The headline nails the story for a Fox News report: “Will illegal immigrant kids stay or be sent home? Depends if they have a lawyer.” The report cites a recent report from the Transactional Records Access Clearinghouse at Syracuse University
. The report traces the status of more than 100,000 cases involving juveniles clogging the system, and Fox reports that “… in cases where the child had an attorney, they were allowed to stay in the United States nearly half the time. Children who appeared in court alone or without any type of legal representation were deported nine out of 10 times.”
Fox boils it down: “Because crossing the U.S. border without authorization or documentation is a civil offense and not a criminal one, the government is not required to provide children — no matter how young — with publicly funded counsel. But legal representation is a key factor.” Given that having representation takes you from a one-in-ten chance of staying to a “more than 50-50” shot, Fox shows a certain gift for understatement. See the report here:
The Los Angeles Times is breaking down where the children caught illegally crossing the border are going, noting that cities like Washington with large populations from the originating countries are getting the most newcomers. The Times says reports that D.C. “… is home to an estimated 165,000 Salvadoran immigrants, the nation’s second-largest population after the Los Angeles area’s 275,000, according to the Migration Policy Institute. The capital region had 42,000 immigrants from Guatemala and 30,000 from Honduras.”
The U.S. Department of Health and Human Services’ Administration for Children and Families reports that 2,234 unaccompanied minors were released to sponsors in Virginia between Jan. 1 and July 7, ranking the state fifth after Texas, New York, Florida and California. It’s not noted in the story, but those numbers are expected to accelerate as tens of thousands of children being held are processed into the Immigration Court system.
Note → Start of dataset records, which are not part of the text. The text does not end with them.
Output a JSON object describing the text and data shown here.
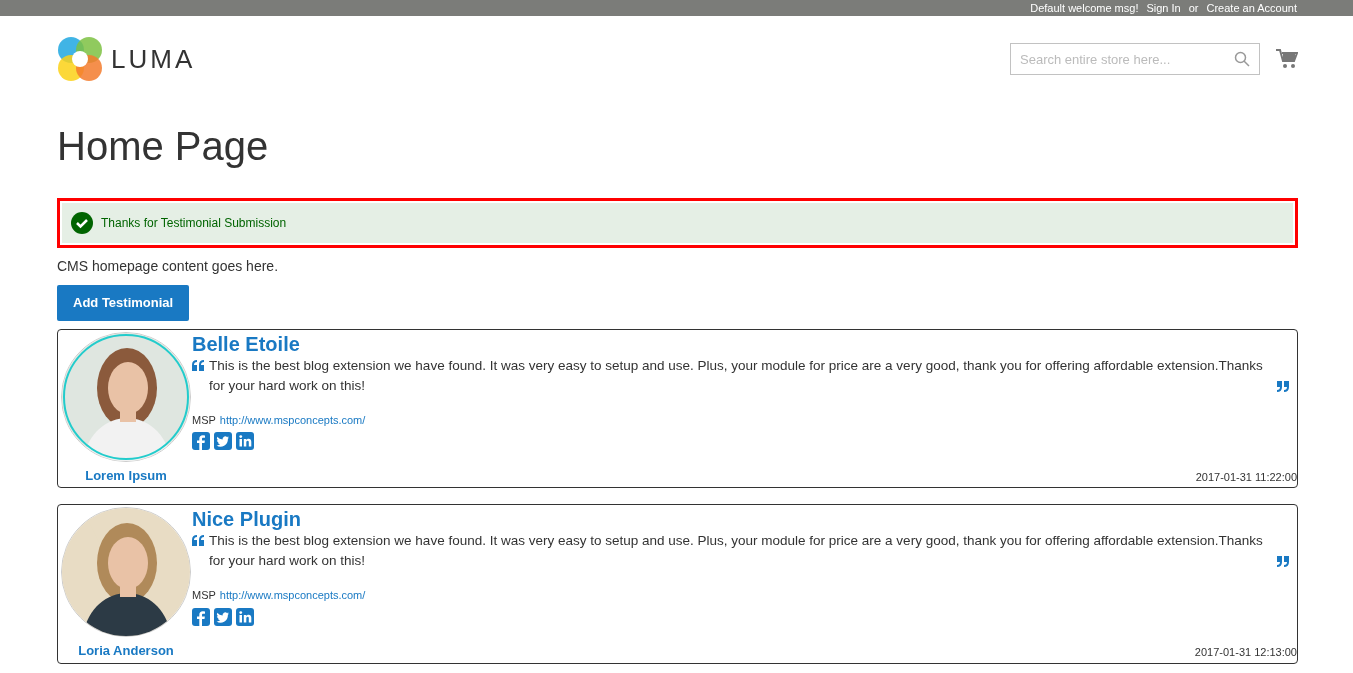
{
  "top_bar": {
    "welcome": "Default welcome msg!",
    "sign_in": "Sign In",
    "or": "or",
    "create_account": "Create an Account"
  },
  "header": {
    "logo_text": "LUMA",
    "search": {
      "placeholder": "Search entire store here..."
    }
  },
  "page_title": "Home Page",
  "message": {
    "text": "Thanks for Testimonial Submission",
    "outlined": true
  },
  "cms_text": "CMS homepage content goes here.",
  "add_button": "Add Testimonial",
  "testimonials": [
    {
      "title": "Belle Etoile",
      "text": "This is the best blog extension we have found. It was very easy to setup and use. Plus, your module for price are a very good, thank you for offering affordable extension.Thanks for your hard work on this!",
      "company": "MSP",
      "website": "http://www.mspconcepts.com/",
      "author": "Lorem Ipsum",
      "date": "2017-01-31 11:22:00",
      "highlighted": true
    },
    {
      "title": "Nice Plugin",
      "text": "This is the best blog extension we have found. It was very easy to setup and use. Plus, your module for price are a very good, thank you for offering affordable extension.Thanks for your hard work on this!",
      "company": "MSP",
      "website": "http://www.mspconcepts.com/",
      "author": "Loria Anderson",
      "date": "2017-01-31 12:13:00",
      "highlighted": false
    }
  ]
}
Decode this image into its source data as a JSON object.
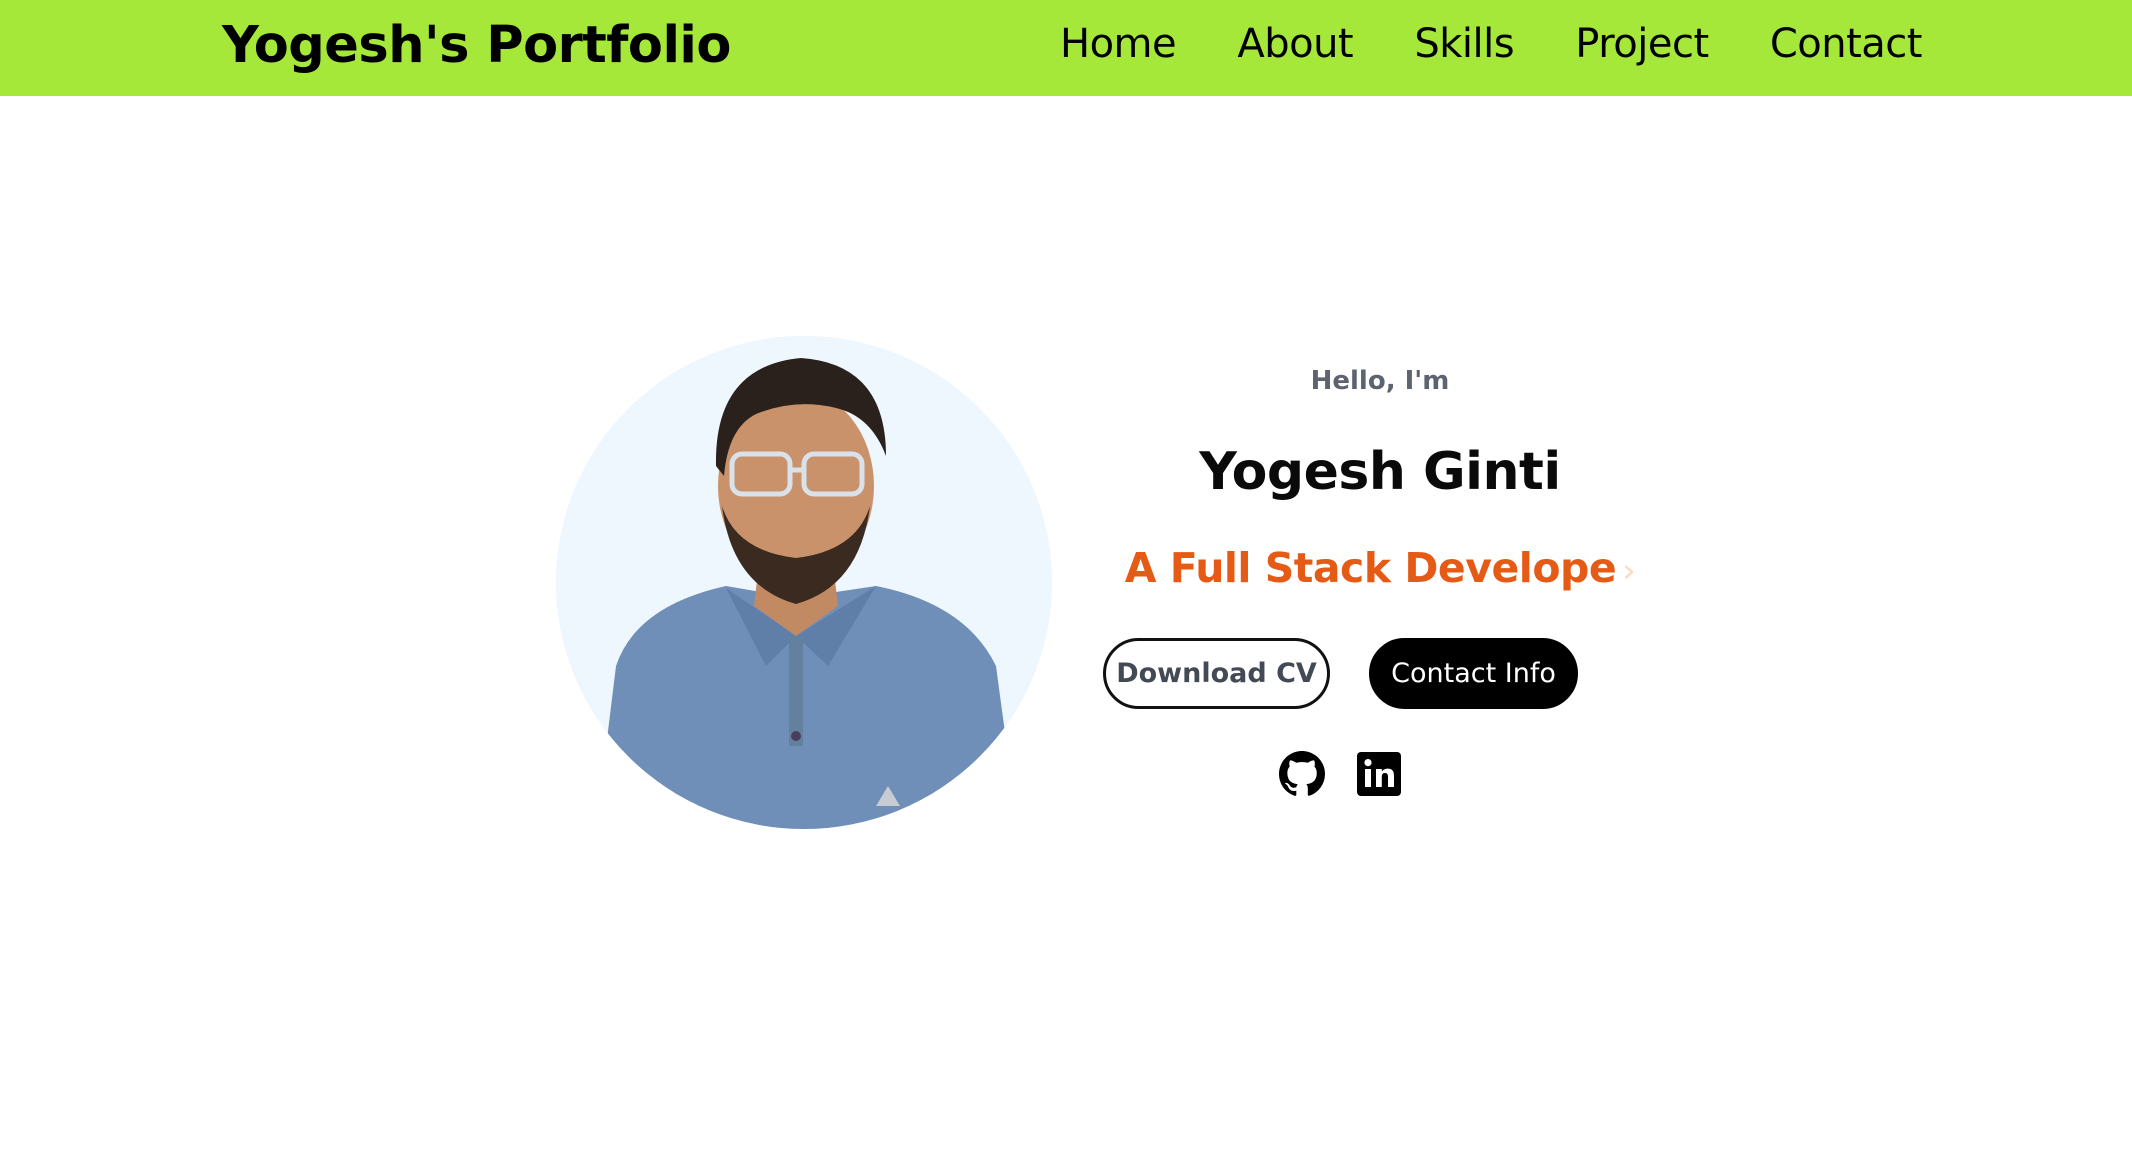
{
  "header": {
    "brand": "Yogesh's Portfolio",
    "nav": [
      "Home",
      "About",
      "Skills",
      "Project",
      "Contact"
    ],
    "background_color": "#a5e83a"
  },
  "hero": {
    "photo_icon": "profile-photo",
    "greeting": "Hello, I'm",
    "name": "Yogesh Ginti",
    "role": "A Full Stack Develope",
    "role_color": "#e55a14",
    "buttons": {
      "download": "Download CV",
      "contact": "Contact Info"
    },
    "social": [
      {
        "icon": "github-icon"
      },
      {
        "icon": "linkedin-icon"
      }
    ]
  }
}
The tens of thousands of “border children” immigration cases are being moved to the front of the line in immigration courts, often moving ahead of people who have waited for years to have their day in court, says a Sacramento Bee newspaper report. The story follows a San Francisco immigration court where two judges were assigned “special dockets.”
“The border surge cases are now getting top billing on our dockets, and this immigration court has already been resource-deprived to the point of being anorexic,” said one of the judge quoted in the report. That judge had 2,482 cases on her docket July 25, before the surge of cases began arriving.
The flood of new cases is straining a court that was already overtaxed before tens of thousands of children started crossing illegally into the United States, says the report.
Sara Warner, Courts Monitor publisher, has posted her take a certain anti-lawyer populist trend that seems to have infected at least one U.S. Senate race. See the story at The Huffington Post here: In Iowa, ‘Chicken Case’ Tests Anti-Lawyer Populism
The San Jose Mercury News is blasting the government response to the border crisis of unaccompanied children, saying that “… surely the United States will meet this hemisphere’s crisis in a humane manner befitting its history” and outlining that the “policy” crisis is really a funding crisis.
“Republicans have wanted to fund enforcement but not judges,” asserts the paper. “There are just 243 nationwide. Los Angeles County alone has more than 400 judges on its Superior Court. There’s no way the immigration judges can keep up, let alone catch up… refugees from violence are a worldwide challenge. People fleeing wanton slaughter in places like Somalia, Syria and Uganda often end up in nearby countries that are ill-equipped for the influx. But they try.”